The consequences are tangible. French private-sector activity has slumped to its lowest level in five months. According to S&P Global, the Composite Purchasing Managers’ Index for France dropped to 48.4 in September 2025, down from 49.8 the previous month and well below the 50 mark that separates expansion from contraction. Bloomberg analysts had expected a milder decline, but the reality was harsher, with both services and manufacturing sectors hit hard by ongoing political turmoil.
The malaise in France is casting a shadow over the entire euro zone. Despite Germany’s robust fiscal expansion, which has propped up sentiment and kept the HCOB flash composite PMI for the euro zone at 51.2 in September (its ninth consecutive month of growth), the underlying picture is less rosy. As Oxford Economics’ Riccardo Marcelli Fabiani told Reuters, “Sentiment was soft and incoming orders from abroad continued worsening, pointing to no strong rebound happening after the drop in exports following the introduction of tariffs.”

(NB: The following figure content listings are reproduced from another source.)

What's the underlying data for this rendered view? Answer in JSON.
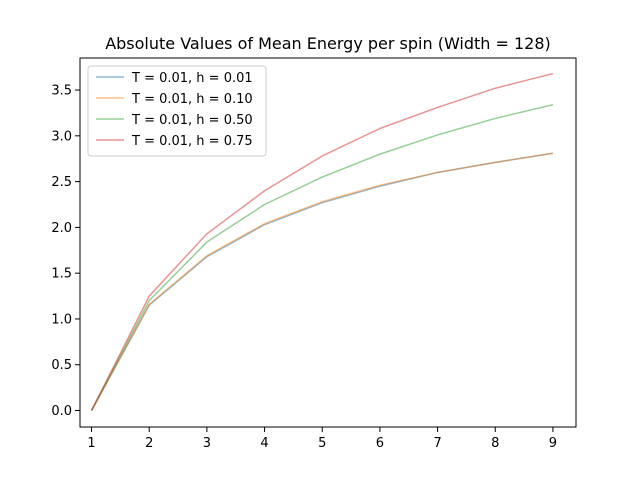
{
  "chart_data": {
    "type": "line",
    "title": "Absolute Values of Mean Energy per spin (Width = 128)",
    "xlabel": "",
    "ylabel": "",
    "x": [
      1,
      2,
      3,
      4,
      5,
      6,
      7,
      8,
      9
    ],
    "xlim": [
      0.8,
      9.4
    ],
    "ylim": [
      -0.18,
      3.85
    ],
    "xticks": [
      1,
      2,
      3,
      4,
      5,
      6,
      7,
      8,
      9
    ],
    "yticks": [
      0.0,
      0.5,
      1.0,
      1.5,
      2.0,
      2.5,
      3.0,
      3.5
    ],
    "ytick_labels": [
      "0.0",
      "0.5",
      "1.0",
      "1.5",
      "2.0",
      "2.5",
      "3.0",
      "3.5"
    ],
    "legend_position": "top-left",
    "grid": false,
    "series": [
      {
        "name": "T = 0.01, h = 0.01",
        "color": "#1f77b4",
        "values": [
          0.0,
          1.15,
          1.68,
          2.03,
          2.27,
          2.45,
          2.6,
          2.71,
          2.81
        ]
      },
      {
        "name": "T = 0.01, h = 0.10",
        "color": "#ff7f0e",
        "values": [
          0.0,
          1.16,
          1.69,
          2.04,
          2.28,
          2.46,
          2.6,
          2.71,
          2.81
        ]
      },
      {
        "name": "T = 0.01, h = 0.50",
        "color": "#2ca02c",
        "values": [
          0.0,
          1.2,
          1.84,
          2.25,
          2.55,
          2.8,
          3.01,
          3.19,
          3.34
        ]
      },
      {
        "name": "T = 0.01, h = 0.75",
        "color": "#d62728",
        "values": [
          0.0,
          1.25,
          1.93,
          2.4,
          2.78,
          3.08,
          3.31,
          3.52,
          3.68
        ]
      }
    ]
  }
}
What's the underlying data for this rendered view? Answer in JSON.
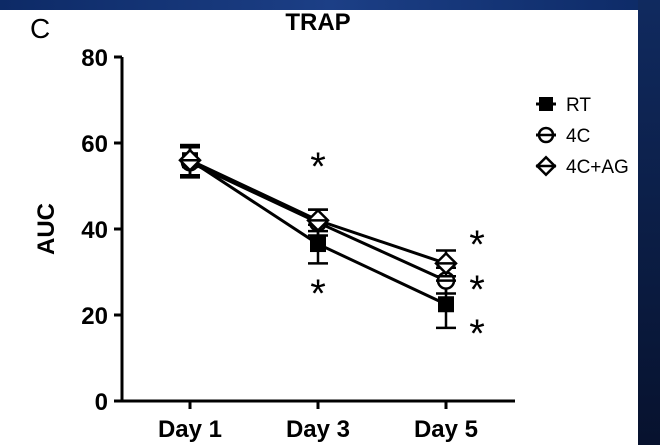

Germany’s PMI reached a 16-month high of 52.4, but France’s contraction for the 13th consecutive month—its fastest pace since April—has become a drag on the bloc. ING economist Bert Colijn observed, “France stands out negatively. With heightened political uncertainty, the French economy appears to be mirroring this sense of instability.” The Organisation for Economic Cooperation and Development (OECD) has warned that the full effects of recent U.S. tariffs on the euro zone have yet to be felt. These trade frictions, combined with France’s instability, are expected to slow euro zone growth to just 1.0 percent in 2026, down from 1.2 percent in 2025.
Amid this turmoil, French households and businesses are growing increasingly hesitant. Public services are in decline, with health professionals citing labor shortages in hospitals, rural residents lamenting the closure of train lines, and students and academics decrying a lack of resources for universities. Investors are wary, and the costs of French borrowing have risen following the credit downgrade. The euro zone, for its part, is watching nervously as its second-largest economy teeters on the brink.
As France’s influence in Africa fades and its economic woes deepen, the broader implications are hard to ignore. The euro zone’s stability, already threatened by external shocks like tariffs and geopolitical uncertainty, now faces the added risk of a weakened France. For many African nations, this is a moment of opportunity—a chance to assert their sovereignty and pursue new partnerships. For France, it’s a reckoning with the limits of power in a changing world.
Whether France can adapt to this new reality remains to be seen. What’s clear is that the old order is gone, and the consequences of its unraveling will be felt far beyond Paris.